Date: Wed, 18 May 2005 09:37:41 -0400
To: linux@horizon.com
Cc: linux-kernel@vger.kernel.org
Subject: Re: Sync option destroys flash!
Message-ID: <20050518133741.GS23488@csclub.uwaterloo.ca>
References: <20050517133606.GD23621@csclub.uwaterloo.ca> <20050517203117.10588.qmail@science.horizon.com>
Mime-Version: 1.0
Content-Type: text/plain; charset=us-ascii
Content-Disposition: inline
In-Reply-To: <20050517203117.10588.qmail@science.horizon.com>
User-Agent: Mutt/1.3.28i
From: lsorense@csclub.uwaterloo.ca (Lennart Sorensen)
Sender: linux-kernel-owner@vger.kernel.org
Content-Length: 7433
Lines: 144

On Tue, May 17, 2005 at 08:31:17PM -0000, linux@horizon.com wrote:
> Gee, that just happened to me!  Well, actually, thanks to Linux's
> *insistence* on reading the partition table, I haven't managed to
> get I/O errors on anything bit sectors 0 through 7, but I am quite
> sure I wasn't writing those sectors when I pulled the plug:
> 
> hda: read_intr: status=0x51 { DriveReady SeekComplete Error }
> hda: read_intr: error=0x10 { SectorIdNotFound }, LBAsect=6, sector=6
> hda: read_intr: status=0x51 { DriveReady SeekComplete Error }
> hda: read_intr: error=0x10 { SectorIdNotFound }, LBAsect=6, sector=6
> hda: read_intr: status=0x51 { DriveReady SeekComplete Error }
> hda: read_intr: error=0x10 { SectorIdNotFound }, LBAsect=6, sector=6
> hda: read_intr: status=0x51 { DriveReady SeekComplete Error }
> hda: read_intr: error=0x10 { SectorIdNotFound }, LBAsect=6, sector=6
> ide0: reset: success
> hda: read_intr: status=0x51 { DriveReady SeekComplete Error }
> hda: read_intr: error=0x10 { SectorIdNotFound }, LBAsect=6, sector=6
> end_request: I/O error, dev 03:00 (hda), sector 6
>  unable to read partition table

Yeah that is exactly how it responds after a powerloss during write when
you have no protection against that.

> > The binary industrial grade CF cards (no longer in
> > production) had capacitors to be able to finish writing the block they
> > were doing to prevent problems.
> 
> Er... are you talking about the SanDisk SDCFI or SDCFJ series?
> If they told me, I'd specify them instantly...

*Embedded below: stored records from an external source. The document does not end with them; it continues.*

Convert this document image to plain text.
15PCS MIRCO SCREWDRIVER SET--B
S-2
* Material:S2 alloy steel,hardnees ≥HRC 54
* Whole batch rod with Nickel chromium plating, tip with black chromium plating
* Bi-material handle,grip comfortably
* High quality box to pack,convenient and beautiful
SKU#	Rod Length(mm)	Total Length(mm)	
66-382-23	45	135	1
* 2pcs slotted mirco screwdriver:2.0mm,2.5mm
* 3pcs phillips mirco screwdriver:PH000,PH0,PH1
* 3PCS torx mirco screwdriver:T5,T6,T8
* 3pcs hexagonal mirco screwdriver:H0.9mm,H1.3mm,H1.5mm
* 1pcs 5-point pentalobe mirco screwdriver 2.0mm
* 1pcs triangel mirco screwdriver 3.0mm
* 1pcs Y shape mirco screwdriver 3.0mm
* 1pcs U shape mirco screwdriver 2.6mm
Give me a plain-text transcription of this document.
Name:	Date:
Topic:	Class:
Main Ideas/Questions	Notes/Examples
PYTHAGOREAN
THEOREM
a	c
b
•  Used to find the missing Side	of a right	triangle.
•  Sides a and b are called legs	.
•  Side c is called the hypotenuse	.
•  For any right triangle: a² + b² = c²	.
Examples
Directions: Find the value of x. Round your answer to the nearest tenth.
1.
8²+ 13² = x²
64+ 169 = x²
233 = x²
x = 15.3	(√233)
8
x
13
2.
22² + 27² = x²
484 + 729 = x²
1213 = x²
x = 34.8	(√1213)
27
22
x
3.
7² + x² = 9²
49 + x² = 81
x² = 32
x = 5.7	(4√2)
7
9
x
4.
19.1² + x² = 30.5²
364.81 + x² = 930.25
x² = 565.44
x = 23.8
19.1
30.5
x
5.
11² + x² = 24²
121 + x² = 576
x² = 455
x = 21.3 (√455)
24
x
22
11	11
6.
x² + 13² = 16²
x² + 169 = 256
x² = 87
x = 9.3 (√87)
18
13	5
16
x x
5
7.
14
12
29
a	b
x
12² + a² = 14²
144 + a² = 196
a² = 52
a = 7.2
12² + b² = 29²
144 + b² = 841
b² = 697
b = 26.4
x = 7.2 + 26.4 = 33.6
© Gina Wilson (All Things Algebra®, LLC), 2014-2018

The model with the capacitors was the SDCFBI-size-201-80, but they are no
longer available for purchase (we were going to use them and are now
trying a few other brands).  The -80 Meant industrial grade which was
the flash with capacitors to keep power failures from killing a write
in progress.  None of our tests have killed a -80 yet.  The -00 we have
killed by have power off during writes.  They were also rated at 3 times
the write cycles of their regular grade.

We were told the new cards that they offer to OEMs have new firmware
that does some kind of journaling or timestamping or something to deal
with the problem instead.  I haven't tried the new cards and given they
don't offer the needed temperature range we need, I won't be trying them
either.

> > Supposedly their new firmware now will have a rollback system so that any
> > partial write is just added back to the free pool.  I had thought this
> > was always how they did it, but no apparently that is also something new.
> 
> Indeed; I'm in a fix right now because this seemed to thunderingly obvious
> to me I didn't check carefully before committing to a CF-based design.
> 
> > We were told by SanDisk when we asked about a dead card (it had power
> > loss during a write) and was told that is normal for the regular
> > multicell flash cards.  They told us the firmware in the generation of
> > cards they are currently launching does not have a problem with that
> > anymore since it essentially journals the writes and can roll back a
> > partial block write.
> 
> You wouldn't happen to know what devices those are, would you?
> The SDCFH "Ultra II" series, maybe?

Anything sold retail is anyone's guess (according to their rep) while
OEM cards you get what it says on the card.  The retail cards don't
carry the same model numbers either.  A retail sandisk card might not
even contain sandisk memory (only the controller is sure to be sandisk).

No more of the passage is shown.